To turn things around, the TUC says: “We’re marching for the alternative. For a growing economy with great jobs in every nation and region of the UK. For a £10 per hour minimum wage and the right to a voice at work. For public services that are brilliant, funded and free at the point of use. And for a society that roots out racism, sexism and discrimination.”
To mark the event, the TUC published data which it said showed that workers were suffering the longest squeeze on wages in modern history. A decade on from the financial crisis, real wages are worth £24 a week less than in 2008 and are not forecast to return to pre-crash levels until 2025, the TUC said.

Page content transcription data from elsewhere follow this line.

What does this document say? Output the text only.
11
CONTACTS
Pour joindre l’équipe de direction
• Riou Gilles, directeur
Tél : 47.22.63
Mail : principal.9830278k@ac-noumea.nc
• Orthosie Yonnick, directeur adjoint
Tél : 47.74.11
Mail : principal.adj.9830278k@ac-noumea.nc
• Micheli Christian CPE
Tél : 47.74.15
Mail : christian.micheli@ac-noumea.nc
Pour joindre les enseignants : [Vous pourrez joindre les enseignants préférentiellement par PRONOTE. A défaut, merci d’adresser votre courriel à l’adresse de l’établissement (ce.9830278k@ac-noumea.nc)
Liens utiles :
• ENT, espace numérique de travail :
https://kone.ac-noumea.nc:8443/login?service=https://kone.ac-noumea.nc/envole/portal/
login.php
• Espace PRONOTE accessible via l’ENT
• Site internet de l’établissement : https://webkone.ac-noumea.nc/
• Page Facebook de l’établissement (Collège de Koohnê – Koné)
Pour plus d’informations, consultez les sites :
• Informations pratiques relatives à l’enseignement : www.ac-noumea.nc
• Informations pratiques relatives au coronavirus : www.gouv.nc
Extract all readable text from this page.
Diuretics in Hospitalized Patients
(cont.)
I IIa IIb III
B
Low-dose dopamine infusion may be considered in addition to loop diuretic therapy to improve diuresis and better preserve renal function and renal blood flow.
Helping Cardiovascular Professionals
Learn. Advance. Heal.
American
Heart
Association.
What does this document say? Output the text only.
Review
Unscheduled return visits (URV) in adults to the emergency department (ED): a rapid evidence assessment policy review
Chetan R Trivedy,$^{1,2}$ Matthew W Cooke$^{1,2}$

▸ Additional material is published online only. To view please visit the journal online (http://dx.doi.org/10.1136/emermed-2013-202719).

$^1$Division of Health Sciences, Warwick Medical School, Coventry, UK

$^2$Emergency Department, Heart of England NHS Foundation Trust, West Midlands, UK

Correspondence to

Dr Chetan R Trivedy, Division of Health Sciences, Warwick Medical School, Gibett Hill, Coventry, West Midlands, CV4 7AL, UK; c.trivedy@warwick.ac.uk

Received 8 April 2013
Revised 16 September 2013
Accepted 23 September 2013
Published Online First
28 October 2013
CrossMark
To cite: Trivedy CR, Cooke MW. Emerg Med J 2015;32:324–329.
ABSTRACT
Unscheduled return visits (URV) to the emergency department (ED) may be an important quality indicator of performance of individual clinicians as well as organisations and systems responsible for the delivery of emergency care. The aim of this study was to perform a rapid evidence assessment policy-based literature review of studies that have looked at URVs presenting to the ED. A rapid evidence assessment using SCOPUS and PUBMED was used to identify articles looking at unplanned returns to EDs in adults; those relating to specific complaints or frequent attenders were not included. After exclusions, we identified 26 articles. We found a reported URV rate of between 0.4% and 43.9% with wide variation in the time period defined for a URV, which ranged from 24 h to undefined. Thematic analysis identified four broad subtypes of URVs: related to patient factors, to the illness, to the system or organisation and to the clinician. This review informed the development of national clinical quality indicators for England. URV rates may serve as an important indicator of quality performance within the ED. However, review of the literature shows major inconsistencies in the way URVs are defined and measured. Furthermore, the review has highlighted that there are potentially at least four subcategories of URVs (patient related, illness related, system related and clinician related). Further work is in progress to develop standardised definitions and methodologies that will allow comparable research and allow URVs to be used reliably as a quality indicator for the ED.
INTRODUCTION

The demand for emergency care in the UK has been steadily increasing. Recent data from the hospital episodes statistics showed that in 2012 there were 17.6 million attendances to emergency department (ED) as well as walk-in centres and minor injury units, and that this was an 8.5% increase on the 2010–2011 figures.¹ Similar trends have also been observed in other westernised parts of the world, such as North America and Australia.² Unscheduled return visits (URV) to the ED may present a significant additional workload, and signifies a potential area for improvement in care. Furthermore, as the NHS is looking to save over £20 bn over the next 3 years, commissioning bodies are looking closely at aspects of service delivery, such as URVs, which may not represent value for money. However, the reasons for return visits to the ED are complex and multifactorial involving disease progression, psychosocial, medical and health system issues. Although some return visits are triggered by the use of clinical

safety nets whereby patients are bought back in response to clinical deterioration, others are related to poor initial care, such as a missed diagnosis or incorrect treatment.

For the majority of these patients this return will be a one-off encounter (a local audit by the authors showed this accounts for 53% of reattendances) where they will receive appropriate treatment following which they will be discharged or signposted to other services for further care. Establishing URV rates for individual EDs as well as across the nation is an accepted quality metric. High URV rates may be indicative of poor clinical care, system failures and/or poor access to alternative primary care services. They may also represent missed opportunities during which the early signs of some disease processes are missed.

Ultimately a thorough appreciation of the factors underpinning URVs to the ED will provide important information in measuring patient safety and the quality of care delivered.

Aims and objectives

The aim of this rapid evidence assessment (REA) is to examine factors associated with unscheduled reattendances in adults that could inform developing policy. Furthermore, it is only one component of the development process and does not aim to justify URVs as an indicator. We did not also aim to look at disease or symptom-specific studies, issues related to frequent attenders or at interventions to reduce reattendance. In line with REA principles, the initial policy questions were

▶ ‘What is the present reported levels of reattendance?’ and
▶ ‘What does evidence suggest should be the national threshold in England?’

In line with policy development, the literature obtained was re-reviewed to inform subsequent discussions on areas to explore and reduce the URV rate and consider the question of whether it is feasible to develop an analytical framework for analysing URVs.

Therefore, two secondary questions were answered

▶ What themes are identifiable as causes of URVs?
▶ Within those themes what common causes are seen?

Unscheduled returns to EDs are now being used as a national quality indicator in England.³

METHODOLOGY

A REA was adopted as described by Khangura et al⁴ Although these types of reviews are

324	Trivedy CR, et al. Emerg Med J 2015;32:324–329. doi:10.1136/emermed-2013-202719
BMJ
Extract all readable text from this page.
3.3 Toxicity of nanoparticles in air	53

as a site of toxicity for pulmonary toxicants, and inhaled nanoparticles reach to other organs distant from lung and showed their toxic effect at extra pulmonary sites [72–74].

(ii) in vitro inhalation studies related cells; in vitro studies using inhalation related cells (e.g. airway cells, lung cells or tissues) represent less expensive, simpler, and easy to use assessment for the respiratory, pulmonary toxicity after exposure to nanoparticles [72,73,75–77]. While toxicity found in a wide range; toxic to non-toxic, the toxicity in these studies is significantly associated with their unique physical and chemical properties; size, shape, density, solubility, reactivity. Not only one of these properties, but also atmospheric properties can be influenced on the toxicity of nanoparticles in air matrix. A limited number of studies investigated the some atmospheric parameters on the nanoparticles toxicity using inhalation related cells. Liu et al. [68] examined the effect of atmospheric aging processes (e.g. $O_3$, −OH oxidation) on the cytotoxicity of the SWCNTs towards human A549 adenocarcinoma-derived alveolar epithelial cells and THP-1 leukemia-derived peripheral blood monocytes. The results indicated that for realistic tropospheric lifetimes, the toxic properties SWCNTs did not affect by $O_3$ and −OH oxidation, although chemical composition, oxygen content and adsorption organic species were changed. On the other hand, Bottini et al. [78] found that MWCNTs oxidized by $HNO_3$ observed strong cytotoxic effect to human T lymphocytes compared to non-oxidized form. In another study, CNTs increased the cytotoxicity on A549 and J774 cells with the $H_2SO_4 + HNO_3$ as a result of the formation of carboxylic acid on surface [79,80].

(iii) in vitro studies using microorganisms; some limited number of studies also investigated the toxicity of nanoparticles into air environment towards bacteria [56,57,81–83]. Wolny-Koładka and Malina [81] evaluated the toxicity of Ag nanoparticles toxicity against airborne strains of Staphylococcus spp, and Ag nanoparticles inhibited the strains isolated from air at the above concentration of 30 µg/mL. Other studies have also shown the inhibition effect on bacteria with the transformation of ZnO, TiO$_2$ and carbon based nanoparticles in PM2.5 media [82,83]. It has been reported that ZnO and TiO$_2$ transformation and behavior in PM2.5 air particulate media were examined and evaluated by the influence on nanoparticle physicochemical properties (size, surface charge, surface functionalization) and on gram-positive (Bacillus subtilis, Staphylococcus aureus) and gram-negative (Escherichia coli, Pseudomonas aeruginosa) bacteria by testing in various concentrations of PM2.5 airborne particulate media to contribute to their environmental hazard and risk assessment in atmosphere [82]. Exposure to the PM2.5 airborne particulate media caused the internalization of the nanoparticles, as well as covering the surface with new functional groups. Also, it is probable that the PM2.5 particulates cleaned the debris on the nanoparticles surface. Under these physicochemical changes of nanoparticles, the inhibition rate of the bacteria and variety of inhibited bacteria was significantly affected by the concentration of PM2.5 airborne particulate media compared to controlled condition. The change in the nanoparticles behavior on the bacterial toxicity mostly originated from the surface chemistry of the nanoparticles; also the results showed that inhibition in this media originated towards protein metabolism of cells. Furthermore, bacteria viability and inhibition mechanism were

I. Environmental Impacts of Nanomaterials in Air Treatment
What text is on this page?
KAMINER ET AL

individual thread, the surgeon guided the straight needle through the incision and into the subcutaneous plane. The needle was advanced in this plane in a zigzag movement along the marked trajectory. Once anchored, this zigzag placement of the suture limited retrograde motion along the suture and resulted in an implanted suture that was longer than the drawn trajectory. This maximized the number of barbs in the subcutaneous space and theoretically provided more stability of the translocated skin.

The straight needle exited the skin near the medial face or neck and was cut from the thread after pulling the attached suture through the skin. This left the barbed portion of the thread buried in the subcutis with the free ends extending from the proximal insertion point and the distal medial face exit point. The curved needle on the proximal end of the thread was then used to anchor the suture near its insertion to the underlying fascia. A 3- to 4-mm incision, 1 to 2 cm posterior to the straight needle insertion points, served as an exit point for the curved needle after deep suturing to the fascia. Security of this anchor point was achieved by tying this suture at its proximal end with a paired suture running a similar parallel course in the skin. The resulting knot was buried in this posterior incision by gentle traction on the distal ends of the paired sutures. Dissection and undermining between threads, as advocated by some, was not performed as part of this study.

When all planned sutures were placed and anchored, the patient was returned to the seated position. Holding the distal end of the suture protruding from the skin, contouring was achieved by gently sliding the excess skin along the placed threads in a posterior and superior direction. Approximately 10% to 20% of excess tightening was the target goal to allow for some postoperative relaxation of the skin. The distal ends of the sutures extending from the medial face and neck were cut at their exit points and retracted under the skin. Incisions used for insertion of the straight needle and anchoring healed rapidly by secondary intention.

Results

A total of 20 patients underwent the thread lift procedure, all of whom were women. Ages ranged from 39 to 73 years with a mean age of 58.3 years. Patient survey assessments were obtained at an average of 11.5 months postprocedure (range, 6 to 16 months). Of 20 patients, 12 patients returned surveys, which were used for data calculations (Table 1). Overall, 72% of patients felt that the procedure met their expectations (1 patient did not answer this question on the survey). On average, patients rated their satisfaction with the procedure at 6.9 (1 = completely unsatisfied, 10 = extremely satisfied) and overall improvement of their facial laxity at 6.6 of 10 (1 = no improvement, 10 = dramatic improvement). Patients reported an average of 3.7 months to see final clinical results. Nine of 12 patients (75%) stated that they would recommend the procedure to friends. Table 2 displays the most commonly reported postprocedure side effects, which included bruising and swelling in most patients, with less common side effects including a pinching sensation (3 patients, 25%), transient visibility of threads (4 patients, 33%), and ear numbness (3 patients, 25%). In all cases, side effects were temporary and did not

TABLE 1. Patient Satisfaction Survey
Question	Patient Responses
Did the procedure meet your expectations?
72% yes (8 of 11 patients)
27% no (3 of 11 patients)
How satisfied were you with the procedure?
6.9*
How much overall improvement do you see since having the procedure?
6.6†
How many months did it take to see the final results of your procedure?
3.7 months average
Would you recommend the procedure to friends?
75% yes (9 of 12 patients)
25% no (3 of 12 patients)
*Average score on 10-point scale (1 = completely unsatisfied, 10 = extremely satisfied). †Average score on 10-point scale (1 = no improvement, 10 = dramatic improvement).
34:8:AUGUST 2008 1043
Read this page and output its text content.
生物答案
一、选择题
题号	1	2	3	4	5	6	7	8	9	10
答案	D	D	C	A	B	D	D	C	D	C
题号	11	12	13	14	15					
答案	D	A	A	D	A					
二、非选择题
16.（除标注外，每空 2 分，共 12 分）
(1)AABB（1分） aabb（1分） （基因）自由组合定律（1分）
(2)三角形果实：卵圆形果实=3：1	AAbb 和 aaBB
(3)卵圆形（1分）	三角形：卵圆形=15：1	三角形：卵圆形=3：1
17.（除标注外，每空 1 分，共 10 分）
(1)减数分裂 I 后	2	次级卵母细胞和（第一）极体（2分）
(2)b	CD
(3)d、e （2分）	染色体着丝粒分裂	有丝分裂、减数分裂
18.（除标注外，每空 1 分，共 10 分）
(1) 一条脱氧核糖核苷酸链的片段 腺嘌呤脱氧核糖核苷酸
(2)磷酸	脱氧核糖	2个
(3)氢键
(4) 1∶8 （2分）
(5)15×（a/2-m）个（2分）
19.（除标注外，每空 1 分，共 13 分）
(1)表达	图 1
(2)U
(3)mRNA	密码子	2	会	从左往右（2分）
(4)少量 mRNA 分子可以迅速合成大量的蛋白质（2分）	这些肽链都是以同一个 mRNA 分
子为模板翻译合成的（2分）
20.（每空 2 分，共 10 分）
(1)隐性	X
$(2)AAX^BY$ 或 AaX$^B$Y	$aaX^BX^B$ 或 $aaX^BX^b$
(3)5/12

The march ended in a rally, with Labour Party leader Jeremy Corbyn and leaders of the country’s biggest unions addressing the crowds. Jeremy Corbyn condemned the treatment of workers and vowed that the next Labour government will legislate against unscrupulous employment practices and create a new Ministry of Labour. He said, “This demonstration today is about workers’ rights, it is about collective endeavour but above all, it’s a declaration that we’re around to campaign as long as it takes, to bring about that social justice and that decency in society.”
The TUC itself emphasised that it is building a sustained campaign.
There must be a new way of running the economy in which the experience and organisation of the working class is brought to bear. The block on the right of the working class to solve the problems of society and to change the direction of the economy must be consciously fought and challenged. New forms of governance, new politics, new relations of production must be conceptualised and fought for. This is a necessity so that society can set an aim in conformity with modern forms of socialised production and social existence.
The working class must exercise its leadership in all fields of society, including against war and militarisation and for an economy and society in which health and education are recognised as rights for all and a budget is set which serves such an economy, and global trade and other international relations are based on friendship and mutual benefit, not on aggression and intervention.